Foi nessa segunda fase que a bibliotecária Rannádia Virgulino, 39, também participou do programa - mas sem a mesma empolgação de Ana. “Fiz somente a 5ª série, em 1994, mas não foi um ano letivo bom”, resume.
O principal motivo apontado por ela era a dificuldade de apenas uma professora lecionar todas as disciplinas, embora fosse especializada apenas em História. “A gente sentia muita dificuldade principalmente em disciplinas exatas, por isso acho que foi um ensino deficiente. Depois, tive que recuperar por conta própria, estudar mais”, relata.
Além disso, como as aulas gravadas eram transmitidas em horário específico, não havia como repor o conteúdo se o aluno precisasse faltar em alguma ocasião. Apesar da experiência, Rannádia considera a importância das teleaulas.
Sei que hoje elas são uma realidade. Você pode estudar pela internet, pelo celular, mas a presença do professor é muito importante. As telas não substituem o ser humano.
O fim do Telensino
De acordo com relatórios do Projeto Escola do Novo Milênio (PENM), da Secretaria Estadual da Educação (Seduc), a virada para os anos 2000 iniciou um processo gradativo de substituição do Telensino pelo ensino convencional.
Assim, a metodologia das TVs em sala de aula foi excluída do PENM em 2007, “devido à insegurança existente quanto ao padrão de qualidade de ensino do programa”, após avaliações realizadas em 2001 e em 2005.
Elas descreveram problemas como a insatisfação da comunidade escolar com a qualidade da metodologia e a falta de capacitação adequada para os orientadores de aprendizagem, além de entenderem que “o programa atendeu à necessidade de expansão da cobertura”.
Embora tenha sido encerrado, o telensino encontra ecos nas aulas online e na Educação à Distância (EaD) que foram aprimoradas nos últimos anos, sobretudo durante a pandemia da Covid-19, na percepção da professora Roberta Oliveira.
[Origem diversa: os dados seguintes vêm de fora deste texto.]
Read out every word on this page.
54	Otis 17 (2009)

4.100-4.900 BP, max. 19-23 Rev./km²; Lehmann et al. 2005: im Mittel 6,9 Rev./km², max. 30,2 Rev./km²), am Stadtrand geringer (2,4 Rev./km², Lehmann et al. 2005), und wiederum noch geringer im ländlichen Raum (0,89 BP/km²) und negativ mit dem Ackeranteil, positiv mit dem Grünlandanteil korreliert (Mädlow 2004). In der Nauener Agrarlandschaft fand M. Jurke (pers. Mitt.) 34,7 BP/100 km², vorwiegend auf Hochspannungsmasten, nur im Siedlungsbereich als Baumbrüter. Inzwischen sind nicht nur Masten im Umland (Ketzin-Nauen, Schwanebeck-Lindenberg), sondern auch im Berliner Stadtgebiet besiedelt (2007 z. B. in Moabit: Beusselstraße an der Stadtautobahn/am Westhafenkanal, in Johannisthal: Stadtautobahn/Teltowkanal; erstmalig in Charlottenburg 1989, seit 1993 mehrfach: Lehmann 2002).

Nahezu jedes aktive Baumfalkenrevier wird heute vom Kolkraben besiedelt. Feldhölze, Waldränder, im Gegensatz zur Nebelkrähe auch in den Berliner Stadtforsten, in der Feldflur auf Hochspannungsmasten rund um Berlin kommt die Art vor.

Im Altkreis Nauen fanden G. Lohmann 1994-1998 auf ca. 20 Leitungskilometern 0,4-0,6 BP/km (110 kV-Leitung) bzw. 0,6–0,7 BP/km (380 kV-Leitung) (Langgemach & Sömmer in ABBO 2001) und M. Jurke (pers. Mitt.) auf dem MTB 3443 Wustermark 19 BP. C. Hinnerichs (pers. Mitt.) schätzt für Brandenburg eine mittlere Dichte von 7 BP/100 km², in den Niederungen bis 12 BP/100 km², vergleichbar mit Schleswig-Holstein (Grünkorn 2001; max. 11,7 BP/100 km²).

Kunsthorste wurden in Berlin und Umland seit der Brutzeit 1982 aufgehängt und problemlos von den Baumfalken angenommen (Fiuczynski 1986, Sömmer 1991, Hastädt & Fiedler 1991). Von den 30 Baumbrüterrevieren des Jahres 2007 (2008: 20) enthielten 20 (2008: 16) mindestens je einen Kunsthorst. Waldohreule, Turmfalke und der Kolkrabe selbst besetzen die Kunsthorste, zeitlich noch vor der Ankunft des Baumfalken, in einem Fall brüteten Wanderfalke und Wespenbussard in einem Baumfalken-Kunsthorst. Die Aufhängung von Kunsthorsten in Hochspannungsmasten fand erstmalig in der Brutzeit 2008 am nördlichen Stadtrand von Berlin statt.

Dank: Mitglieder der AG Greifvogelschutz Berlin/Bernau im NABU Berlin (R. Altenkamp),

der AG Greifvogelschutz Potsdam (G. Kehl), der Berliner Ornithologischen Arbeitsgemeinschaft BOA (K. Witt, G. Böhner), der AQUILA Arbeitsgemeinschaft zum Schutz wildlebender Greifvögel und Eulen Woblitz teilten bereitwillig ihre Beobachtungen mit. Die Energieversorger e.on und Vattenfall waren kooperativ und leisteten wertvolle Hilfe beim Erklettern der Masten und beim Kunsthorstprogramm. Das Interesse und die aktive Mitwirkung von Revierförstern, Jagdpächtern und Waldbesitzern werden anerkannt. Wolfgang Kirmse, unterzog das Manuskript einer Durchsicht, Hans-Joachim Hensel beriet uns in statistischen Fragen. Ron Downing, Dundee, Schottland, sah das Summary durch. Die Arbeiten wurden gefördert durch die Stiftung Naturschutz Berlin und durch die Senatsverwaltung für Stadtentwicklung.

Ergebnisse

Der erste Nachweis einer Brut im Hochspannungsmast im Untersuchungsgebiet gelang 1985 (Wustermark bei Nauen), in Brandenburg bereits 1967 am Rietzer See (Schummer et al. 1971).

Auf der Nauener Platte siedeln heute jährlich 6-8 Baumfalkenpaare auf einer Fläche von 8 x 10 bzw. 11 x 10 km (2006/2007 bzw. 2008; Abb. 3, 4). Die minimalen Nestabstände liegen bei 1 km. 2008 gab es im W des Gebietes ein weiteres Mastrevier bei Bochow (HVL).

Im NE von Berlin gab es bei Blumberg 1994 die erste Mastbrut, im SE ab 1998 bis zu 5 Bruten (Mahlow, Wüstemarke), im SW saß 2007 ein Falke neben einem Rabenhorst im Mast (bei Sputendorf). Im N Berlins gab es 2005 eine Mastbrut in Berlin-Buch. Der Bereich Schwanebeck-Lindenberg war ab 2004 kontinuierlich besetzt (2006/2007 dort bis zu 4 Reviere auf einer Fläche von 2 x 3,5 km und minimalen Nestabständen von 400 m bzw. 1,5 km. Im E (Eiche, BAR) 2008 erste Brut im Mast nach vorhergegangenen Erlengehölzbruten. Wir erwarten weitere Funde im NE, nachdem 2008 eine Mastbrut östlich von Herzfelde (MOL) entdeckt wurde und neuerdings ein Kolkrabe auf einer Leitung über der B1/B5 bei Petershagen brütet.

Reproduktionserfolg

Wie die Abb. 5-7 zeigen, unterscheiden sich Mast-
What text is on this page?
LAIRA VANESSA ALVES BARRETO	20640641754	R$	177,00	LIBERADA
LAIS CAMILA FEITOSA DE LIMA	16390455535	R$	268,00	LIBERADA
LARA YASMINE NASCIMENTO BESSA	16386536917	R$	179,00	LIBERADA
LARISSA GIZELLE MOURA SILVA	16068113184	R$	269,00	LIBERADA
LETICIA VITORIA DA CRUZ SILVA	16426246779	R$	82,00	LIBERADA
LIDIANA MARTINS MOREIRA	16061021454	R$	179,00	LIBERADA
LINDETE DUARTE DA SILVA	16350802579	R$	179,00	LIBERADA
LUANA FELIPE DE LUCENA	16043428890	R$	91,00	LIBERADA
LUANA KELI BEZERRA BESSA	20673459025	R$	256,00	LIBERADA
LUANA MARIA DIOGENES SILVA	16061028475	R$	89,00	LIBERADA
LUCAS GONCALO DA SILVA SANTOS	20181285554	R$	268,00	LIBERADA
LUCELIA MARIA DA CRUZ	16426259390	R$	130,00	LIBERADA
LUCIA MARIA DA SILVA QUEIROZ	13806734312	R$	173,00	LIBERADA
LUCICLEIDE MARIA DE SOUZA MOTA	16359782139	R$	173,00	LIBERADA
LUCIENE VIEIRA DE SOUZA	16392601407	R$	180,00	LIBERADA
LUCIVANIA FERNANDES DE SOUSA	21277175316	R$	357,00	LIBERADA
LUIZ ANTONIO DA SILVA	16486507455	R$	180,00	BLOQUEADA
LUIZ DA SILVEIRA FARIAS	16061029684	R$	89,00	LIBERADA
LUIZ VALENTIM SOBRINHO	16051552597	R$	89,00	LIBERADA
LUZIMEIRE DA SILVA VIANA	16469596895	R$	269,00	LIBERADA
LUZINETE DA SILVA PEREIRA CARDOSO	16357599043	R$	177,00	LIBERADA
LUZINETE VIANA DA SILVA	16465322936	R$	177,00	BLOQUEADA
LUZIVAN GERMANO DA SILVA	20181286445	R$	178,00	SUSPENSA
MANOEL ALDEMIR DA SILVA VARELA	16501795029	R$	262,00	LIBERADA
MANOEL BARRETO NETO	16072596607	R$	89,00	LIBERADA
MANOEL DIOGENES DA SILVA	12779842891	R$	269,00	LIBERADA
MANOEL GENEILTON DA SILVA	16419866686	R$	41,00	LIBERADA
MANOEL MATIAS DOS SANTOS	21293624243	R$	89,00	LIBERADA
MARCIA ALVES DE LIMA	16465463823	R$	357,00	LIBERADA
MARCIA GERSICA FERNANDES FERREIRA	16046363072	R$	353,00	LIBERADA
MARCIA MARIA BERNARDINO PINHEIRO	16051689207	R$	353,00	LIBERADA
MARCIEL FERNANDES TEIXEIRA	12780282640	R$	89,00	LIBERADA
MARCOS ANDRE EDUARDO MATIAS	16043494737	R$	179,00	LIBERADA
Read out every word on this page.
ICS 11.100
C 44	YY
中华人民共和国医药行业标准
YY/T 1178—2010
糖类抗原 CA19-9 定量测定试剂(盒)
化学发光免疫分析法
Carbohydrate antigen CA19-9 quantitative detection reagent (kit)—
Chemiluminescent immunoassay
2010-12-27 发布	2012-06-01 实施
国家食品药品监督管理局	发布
“É a mesma lógica: se está levando educação para quem não tem acesso. As aulas também são gravadas e você vai responder ao Ambiente Virtual de Aprendizagem. Além disso, você não tem acesso ao professor, mas a um tutor que vai tirar as dúvidas. Acho que a EaD pode não dar certo para a educação básica, mas, para adultos, é uma solução”, pondera.